Sad scenes on the back of the front section of yesterday's New Mexican: The carrier USS Essex, its complement of helicopters loaded with supplies for the survivors of last month's cyclone in Myanmar, turning away — barred by the rulers of the Southeast Asian nation from delivering the humanitarian aid.
Lord knows, we tried — but after 15 attempts to get the supplies to shore, the Essex and three other vessels left.
Our internationally scorned country wasn't alone: French and British warships also were turned away.
But there was a spot of brightness in the tragedy that left 78,000 people dead and 56,000 more missing: The oppressors of the land once known as Burma are allowing a few of our military transport planes to bring supplies into the capital. Relief efforts, however, are still being seriously hampered by the ruling junta and its soldiers.
It set us to wondering: Were they not bogged down in the occupation of two West Asian nations, and busily thinking of ways to spend America's treasure on destructive weaponry, couldn't our military leaders come up with high-tech tactics for humanitarian aid?
Twenty-five years ago, an obscure lunatic of our acquaintence cooked up a notion for neutralizing Nicaragua's Soviet-style Sandinista regime, under which hunger and other symptoms of poverty were flourishing:
Flying low from the east at dawn, B-26s brought out of Tucson's Air Force boneyard swoop over Managua. Their bomb bays open — and out come frozen chickens, followed by bubble-wrapped bags of beans and rice. Jeans and tennies would follow, all carefully targeted to the open areas in which that country has abounded since the 1972 earthquake.
A populace fed and clothed. A regime humiliated by its inability to do so. Democracy comes to that long-benighted republic.

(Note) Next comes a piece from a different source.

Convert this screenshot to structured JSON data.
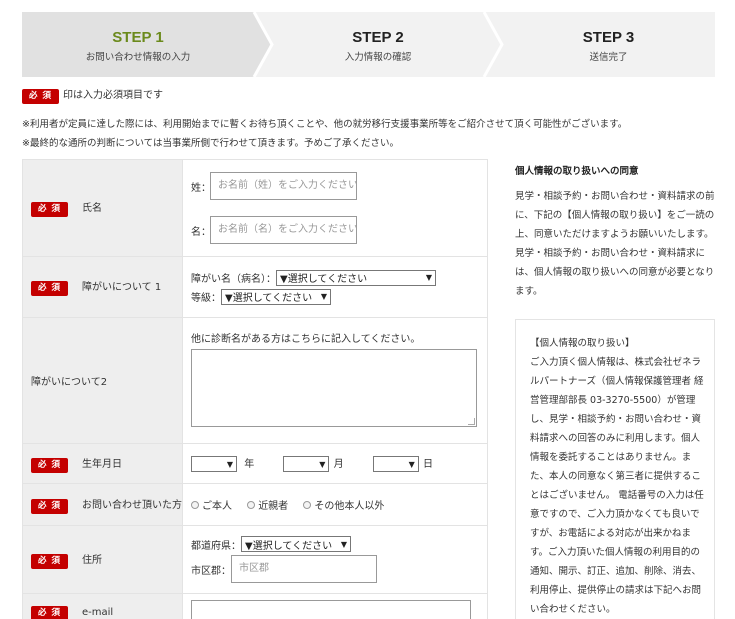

It came to Nicaragua anyway, thanks in great part to that country's courageous newspapering family, the Chamorros.
But what if we made surgical aerial strikes on other countries in crisis? Could we have avoided the Clinton-era tragedy of Somalia? Might a surprise bombardment of a well-chosen target in Darfur deliver food and water sufficient to save lots of lives without putting our troops on the ground?
It would take planning — and military intelligence (yes, there is such a thing, for all the evidence to the contrary). It would take communications with oppressed locals, to keep the bonanza out of the Sudanese dictatorship's hands. Even then, orderly and fair distribution of the aid would be an enormous challenge. But wouldn't this be worthier of our nation's efforts than the military hell we so often raise?
It's probably too late to pull such a stunt on Myanmar, even if it might help generate the overdue revolution that country needs. And it couldn't have been accomplished by the two-dozen helicopters aboard the Essex; our crews would have been sitting ducks for the guns of the Burmese military.
But we have other aircraft — and could develop planes especially for humanitarian missions.
Who knows? Maybe some international veterans of the Red Cross could develop a new manner of operation, calculated to set tyrants quaking in their boots ...
Such a set up would have to be done sub rosa — on the order of today's secret-weapons and espionage budgeting. But it can't be worse than today's military waste.